Prevalence of glucose-6-phosphate dehydrogenase (G6PD) deficiency in southeast Iran: implications for malaria elimination
Introduction: Glucose-6-phosphate dehydrogenase deficiency (G6PD) is an X-linked genetic disorder with a relatively high frequency in malaria-endemic regions. It is an obstacle to malaria elimination, as primaquine administered in the treatment of malaria can cause hemolysis in G6PD-deficient individuals. This study presents information on the prevalence of G6PD deficiency in Sistan and Balouchetsan province, which hosts more than 90% of Plasmodium vivax malaria cases in Iran. This type of information is needed for a successful malaria elimination program.

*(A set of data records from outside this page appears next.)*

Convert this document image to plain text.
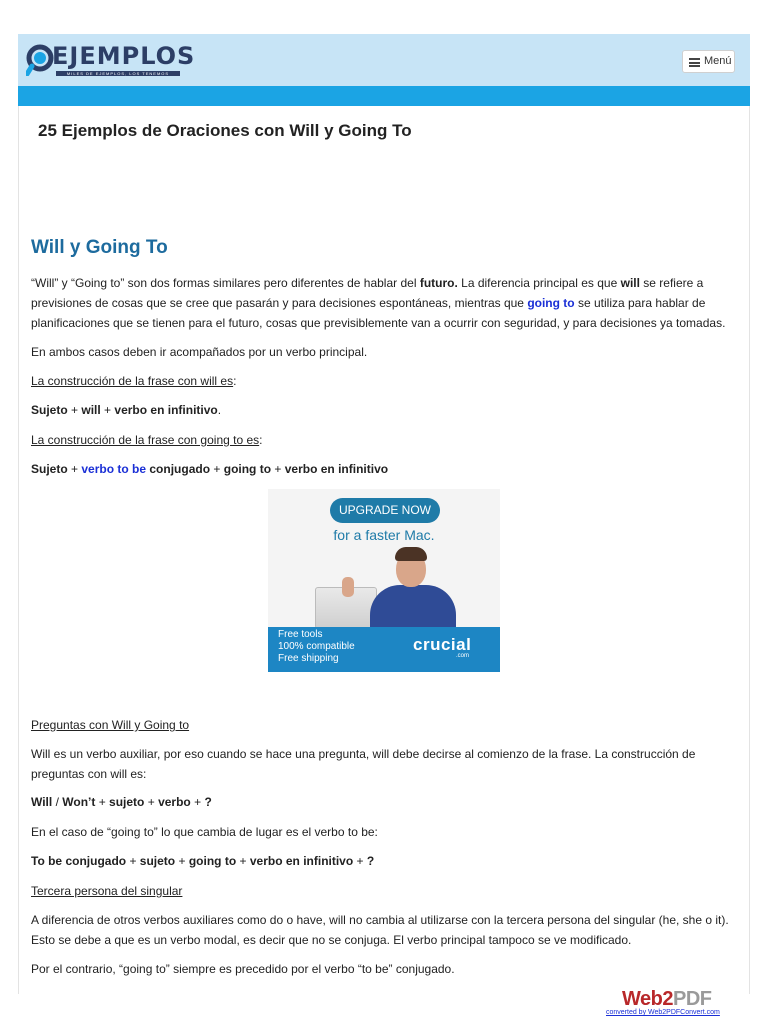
EJEMPLOS
MILES DE EJEMPLOS, LOS TENEMOS
Menú
25 Ejemplos de Oraciones con Will y Going To
Will y Going To

“Will” y “Going to” son dos formas similares pero diferentes de hablar del futuro. La diferencia principal es que will se refiere a previsiones de cosas que se cree que pasarán y para decisiones espontáneas, mientras que going to se utiliza para hablar de planificaciones que se tienen para el futuro, cosas que previsiblemente van a ocurrir con seguridad, y para decisiones ya tomadas.

En ambos casos deben ir acompañados por un verbo principal.

La construcción de la frase con will es:

Sujeto + will + verbo en infinitivo.

La construcción de la frase con going to es:

Sujeto + verbo to be conjugado + going to + verbo en infinitivo

UPGRADE NOW
for a faster Mac.
Free tools
100% compatible
Free shipping
crucial
.com

Preguntas con Will y Going to

Will es un verbo auxiliar, por eso cuando se hace una pregunta, will debe decirse al comienzo de la frase. La construcción de preguntas con will es:

Will / Won’t + sujeto + verbo + ?

En el caso de “going to” lo que cambia de lugar es el verbo to be:

To be conjugado + sujeto + going to + verbo en infinitivo + ?

Tercera persona del singular

A diferencia de otros verbos auxiliares como do o have, will no cambia al utilizarse con la tercera persona del singular (he, she o it). Esto se debe a que es un verbo modal, es decir que no se conjuga. El verbo principal tampoco se ve modificado.

Por el contrario, “going to” siempre es precedido por el verbo “to be” conjugado.

Web2PDF
converted by Web2PDFConvert.com
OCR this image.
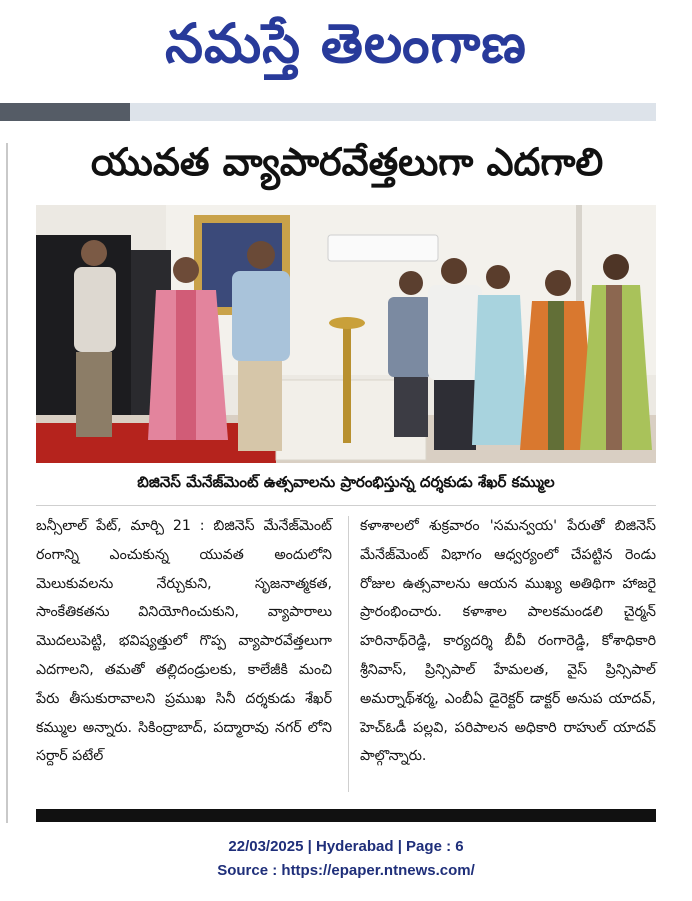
నమస్తే తెలంగాణ
యువత వ్యాపారవేత్తలుగా ఎదగాలి
బిజినెస్ మేనేజ్‌మెంట్ ఉత్సవాలను ప్రారంభిస్తున్న దర్శకుడు శేఖర్ కమ్ముల

బన్సీలాల్ పేట్, మార్చి 21 : బిజినెస్ మేనేజ్‌మెంట్ రంగాన్ని ఎంచుకున్న యువత అందులోని మెలుకువలను నేర్చుకుని, సృజనాత్మకత, సాంకేతికతను వినియోగించుకుని, వ్యాపారాలు మొదలుపెట్టి, భవిష్యత్తులో గొప్ప వ్యాపారవేత్తలుగా ఎదగాలని, తమతో తల్లిదండ్రులకు, కాలేజీకి మంచి పేరు తీసుకురావాలని ప్రముఖ సినీ దర్శకుడు శేఖర్ కమ్ముల అన్నారు. సికింద్రాబాద్, పద్మారావు నగర్ లోని సర్దార్ పటేల్

కళాశాలలో శుక్రవారం 'సమన్వయ' పేరుతో బిజినెస్ మేనేజ్‌మెంట్ విభాగం ఆధ్వర్యంలో చేపట్టిన రెండు రోజుల ఉత్సవాలను ఆయన ముఖ్య అతిథిగా హాజరై ప్రారంభించారు. కళాశాల పాలకమండలి చైర్మన్ హరినాథ్‌రెడ్డి, కార్యదర్శి బీవీ రంగారెడ్డి, కోశాధికారి శ్రీనివాస్, ప్రిన్సిపాల్ హేమలత, వైస్ ప్రిన్సిపాల్ అమర్నాథ్‌శర్మ, ఎంబీఏ డైరెక్టర్ డాక్టర్ అనుప యాదవ్, హెచ్‌ఓడీ పల్లవి, పరిపాలన అధికారి రాహుల్ యాదవ్ పాల్గొన్నారు.

22/03/2025 | Hyderabad | Page : 6
Source : https://epaper.ntnews.com/
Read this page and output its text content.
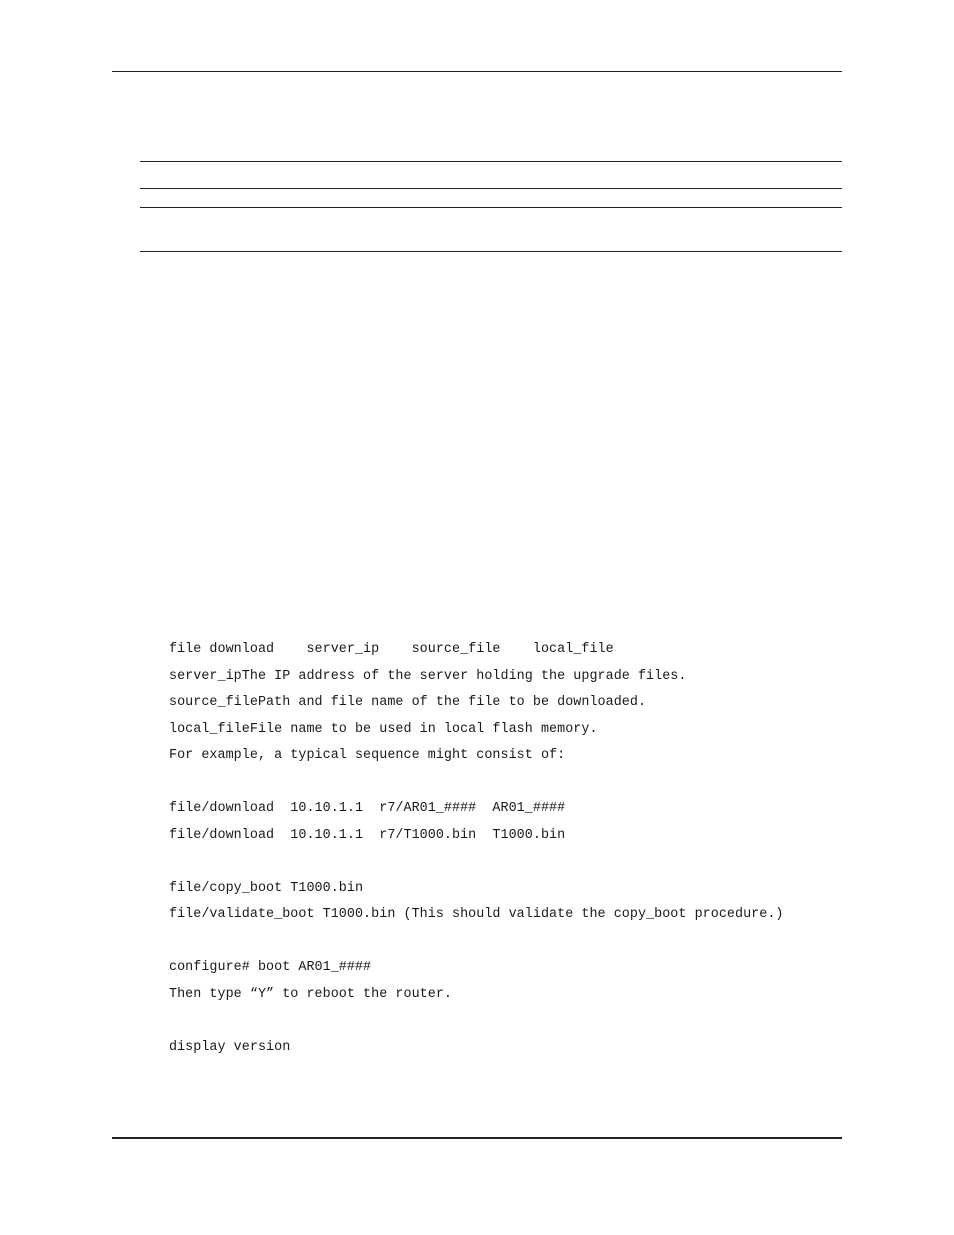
file download    server_ip    source_file    local_file
server_ipThe IP address of the server holding the upgrade files.
source_filePath and file name of the file to be downloaded.
local_fileFile name to be used in local flash memory.
For example, a typical sequence might consist of:
file/download  10.10.1.1  r7/AR01_####  AR01_####
file/download  10.10.1.1  r7/T1000.bin  T1000.bin
file/copy_boot T1000.bin
file/validate_boot T1000.bin (This should validate the copy_boot procedure.)
configure# boot AR01_####
Then type “Y” to reboot the router.
display version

Methodology: A total of 526 students were randomly recruited through schools located in southeast Iran. Information was collected by interviewing the students using a structured questionnaire. Blood samples taken on filter papers were examined for G6PD deficiency using the fluorescent spot test.
Results: Overall, 72.8% (383/526) of the subjects showed normal G6PD enzyme function. Mild and severe G6PD deficiency was observed in 14.8% (78) and 12.2% (64) of subjects, respectively. A total 193/261 males (73.9%) and 190/265 (72%) females had normal enzyme activity. Mild G6PD deficiency was observed in 10.8% (28) and 18.9% (50) of male and female subjects, respectively. However, in comparison with females, a greater proportion of males showed severe enzyme deficiency (15.3% versus 9.1%). All these differences were statistically significant (p < 0.006).
Conclusions: G6PD deficiency is highly prevalent in southeast Iran. G6PD-deficient individuals are susceptible to potentially severe and life-threatening hemolytic reactions after primaquine treatment. In order to achieve malaria elimination goals in the province, G6PD testing needs to be made routinely available within the health system.